Data centers and accounting
Above the chip there is the building. Cooling the servers, distributing the power: all of this adds about 50% more to the energy of the computations themselves (it is the famous "PUE" indicator, stuck at ~1.5 for years). Then there is water consumption for cooling, and the carbon footprint of building the hardware itself. But the important point, so as not to be fooled, is another one: the numbers on "the consumption of an AI" are often not comparable. They vary by more than tenfold not because one model is ten times more voracious, but because each one measures different things: only the accelerator chip? also the computer hosting it? also machines that are on but idle? also the cooling? does it count the initial training or only the responses? Without declaring what goes into the count, any figure is useless for comparison. This is also why standardization efforts exist (like the MLPerf Power benchmark, which measures the power "at the wall socket" of the whole system). And there is a fundamental question that still has no simple answer: for a heavily used model, does it weigh more to train it once (a huge but one-off cost) or to answer its questions (a tiny cost, multiplied by billions)? The answer changes depending on what you want to know, and it is one of the open questions.
Efficient for whom, and for what?
Two aspects worth digging into.
Efficiency does not mean less consumption. In 1865 the economist William Stanley Jevons noticed that more efficient steam engines, instead of lowering coal consumption, increased it: since it cost less to run things, far more of them were run. It is the Jevons paradox, and it is exactly what we see today with AI: the energy per single response has collapsed (about tenfold in a few years), and yet the total consumption of data centers is set to double. The cheaper it becomes, the more it is used everywhere, and the total rises all the same. Efficiency is necessary, but on its own it is not enough to reduce the overall footprint.
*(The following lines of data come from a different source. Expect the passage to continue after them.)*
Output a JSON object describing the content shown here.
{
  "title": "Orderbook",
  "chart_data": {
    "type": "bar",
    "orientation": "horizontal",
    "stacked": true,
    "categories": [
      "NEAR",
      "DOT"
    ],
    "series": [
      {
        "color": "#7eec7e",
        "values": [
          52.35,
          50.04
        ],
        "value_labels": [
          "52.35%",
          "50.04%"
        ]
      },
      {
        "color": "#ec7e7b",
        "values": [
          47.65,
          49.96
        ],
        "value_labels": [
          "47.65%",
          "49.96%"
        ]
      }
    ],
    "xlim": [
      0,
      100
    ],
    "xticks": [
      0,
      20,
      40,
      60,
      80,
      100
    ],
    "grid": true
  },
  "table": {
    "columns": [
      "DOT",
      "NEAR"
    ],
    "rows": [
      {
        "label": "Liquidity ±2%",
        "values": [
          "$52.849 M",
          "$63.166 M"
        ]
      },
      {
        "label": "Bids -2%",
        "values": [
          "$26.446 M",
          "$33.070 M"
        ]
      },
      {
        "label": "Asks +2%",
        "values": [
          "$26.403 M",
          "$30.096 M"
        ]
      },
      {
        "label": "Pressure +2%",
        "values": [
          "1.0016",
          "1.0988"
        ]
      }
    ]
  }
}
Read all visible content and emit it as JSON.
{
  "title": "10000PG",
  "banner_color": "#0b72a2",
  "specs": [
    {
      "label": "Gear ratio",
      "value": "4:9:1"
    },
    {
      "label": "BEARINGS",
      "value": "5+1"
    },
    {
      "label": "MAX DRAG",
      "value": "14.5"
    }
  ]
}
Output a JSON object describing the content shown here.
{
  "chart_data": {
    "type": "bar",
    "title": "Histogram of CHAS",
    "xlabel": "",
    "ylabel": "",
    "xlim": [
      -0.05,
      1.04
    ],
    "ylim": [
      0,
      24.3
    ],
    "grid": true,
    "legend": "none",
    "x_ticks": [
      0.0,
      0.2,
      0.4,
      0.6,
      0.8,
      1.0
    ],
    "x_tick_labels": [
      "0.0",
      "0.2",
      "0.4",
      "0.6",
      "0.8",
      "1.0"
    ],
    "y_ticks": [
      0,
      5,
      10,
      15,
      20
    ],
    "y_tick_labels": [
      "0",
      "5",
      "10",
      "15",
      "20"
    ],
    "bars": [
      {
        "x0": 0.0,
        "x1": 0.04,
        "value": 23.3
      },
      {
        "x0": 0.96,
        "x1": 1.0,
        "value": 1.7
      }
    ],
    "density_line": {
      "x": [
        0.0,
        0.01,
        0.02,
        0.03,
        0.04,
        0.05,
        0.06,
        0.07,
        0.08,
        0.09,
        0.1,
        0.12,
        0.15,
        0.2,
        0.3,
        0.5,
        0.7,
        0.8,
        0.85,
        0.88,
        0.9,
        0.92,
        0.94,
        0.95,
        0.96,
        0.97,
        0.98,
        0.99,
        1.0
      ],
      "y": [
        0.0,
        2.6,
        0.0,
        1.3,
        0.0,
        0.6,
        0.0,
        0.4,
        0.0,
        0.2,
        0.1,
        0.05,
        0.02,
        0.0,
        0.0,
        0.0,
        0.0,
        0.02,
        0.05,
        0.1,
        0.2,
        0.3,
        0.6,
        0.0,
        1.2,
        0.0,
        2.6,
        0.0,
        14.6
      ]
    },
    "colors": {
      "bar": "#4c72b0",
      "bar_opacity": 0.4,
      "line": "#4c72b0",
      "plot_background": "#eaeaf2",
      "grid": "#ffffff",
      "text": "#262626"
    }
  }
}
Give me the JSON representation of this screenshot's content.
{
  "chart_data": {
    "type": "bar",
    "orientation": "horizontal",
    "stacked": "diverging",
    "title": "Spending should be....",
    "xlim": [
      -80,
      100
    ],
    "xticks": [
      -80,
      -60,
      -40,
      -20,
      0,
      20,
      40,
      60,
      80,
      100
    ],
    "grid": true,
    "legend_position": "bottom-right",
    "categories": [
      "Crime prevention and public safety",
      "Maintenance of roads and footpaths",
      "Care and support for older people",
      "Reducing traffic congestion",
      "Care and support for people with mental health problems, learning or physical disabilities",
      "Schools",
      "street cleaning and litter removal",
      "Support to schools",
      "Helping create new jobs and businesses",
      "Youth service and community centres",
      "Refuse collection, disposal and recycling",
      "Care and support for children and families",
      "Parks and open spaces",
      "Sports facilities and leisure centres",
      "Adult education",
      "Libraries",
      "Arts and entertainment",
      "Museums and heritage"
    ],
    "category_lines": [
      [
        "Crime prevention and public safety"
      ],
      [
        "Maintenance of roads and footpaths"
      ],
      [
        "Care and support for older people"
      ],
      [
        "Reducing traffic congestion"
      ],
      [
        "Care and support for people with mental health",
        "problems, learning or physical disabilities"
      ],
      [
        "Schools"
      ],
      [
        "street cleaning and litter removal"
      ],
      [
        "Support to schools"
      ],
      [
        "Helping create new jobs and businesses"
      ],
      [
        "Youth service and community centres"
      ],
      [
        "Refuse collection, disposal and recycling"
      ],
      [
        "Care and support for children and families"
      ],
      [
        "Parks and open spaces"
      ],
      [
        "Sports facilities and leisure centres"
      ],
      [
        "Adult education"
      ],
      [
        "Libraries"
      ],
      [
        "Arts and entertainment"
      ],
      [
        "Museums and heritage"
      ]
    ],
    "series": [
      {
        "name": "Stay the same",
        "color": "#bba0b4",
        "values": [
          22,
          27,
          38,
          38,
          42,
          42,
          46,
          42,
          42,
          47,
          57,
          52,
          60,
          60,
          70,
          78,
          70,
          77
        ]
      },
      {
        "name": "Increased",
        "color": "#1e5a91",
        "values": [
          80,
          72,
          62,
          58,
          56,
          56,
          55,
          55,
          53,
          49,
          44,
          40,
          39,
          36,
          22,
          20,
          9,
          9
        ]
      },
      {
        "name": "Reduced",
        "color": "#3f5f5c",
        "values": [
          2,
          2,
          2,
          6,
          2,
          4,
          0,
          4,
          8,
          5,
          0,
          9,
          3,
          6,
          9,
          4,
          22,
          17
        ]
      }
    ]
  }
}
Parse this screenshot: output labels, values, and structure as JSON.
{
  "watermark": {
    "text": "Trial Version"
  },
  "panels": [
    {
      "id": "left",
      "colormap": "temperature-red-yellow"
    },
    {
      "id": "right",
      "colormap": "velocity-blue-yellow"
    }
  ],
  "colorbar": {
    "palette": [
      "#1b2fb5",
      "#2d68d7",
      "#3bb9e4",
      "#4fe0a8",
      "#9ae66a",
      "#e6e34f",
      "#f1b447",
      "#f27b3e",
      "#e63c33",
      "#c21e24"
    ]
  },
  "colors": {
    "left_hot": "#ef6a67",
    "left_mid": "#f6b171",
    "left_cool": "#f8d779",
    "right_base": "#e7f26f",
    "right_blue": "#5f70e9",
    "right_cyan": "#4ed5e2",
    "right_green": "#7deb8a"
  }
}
We are counting the wrong thing. A model is not more efficient because it churns out more text for the same energy: it is efficient if it reaches more correct goals for the same energy. The difference is enormous with the new models that "reason": they produce far more words and seem wasteful, but they get right answers that others get wrong. Counted by word, they are the worst; counted by problem solved, they can be the best. The most appropriate metric is not energy per token: it is energy per correct result. Measuring it is hard (what is a "correct" answer, for a poem?), and this is precisely one of the most interesting open challenges.
Trying to sum up
The efficiency of a language model plays out across several planes and aspects that are not necessarily intuitively obvious. It is not a battle against the laws of physics (we are extremely far from that wall), nor is it mainly a question of "doing fewer computations." It plays out in the middle: reducing data movement and amortizing the dominant cost over more useful work. And when we measure, let us remember to count the goals achieved, not the words, and to look at the total, not just the single response. Thermodynamics, here, does not constrain us; accounting, if we don't frame the problem well, might mislead us.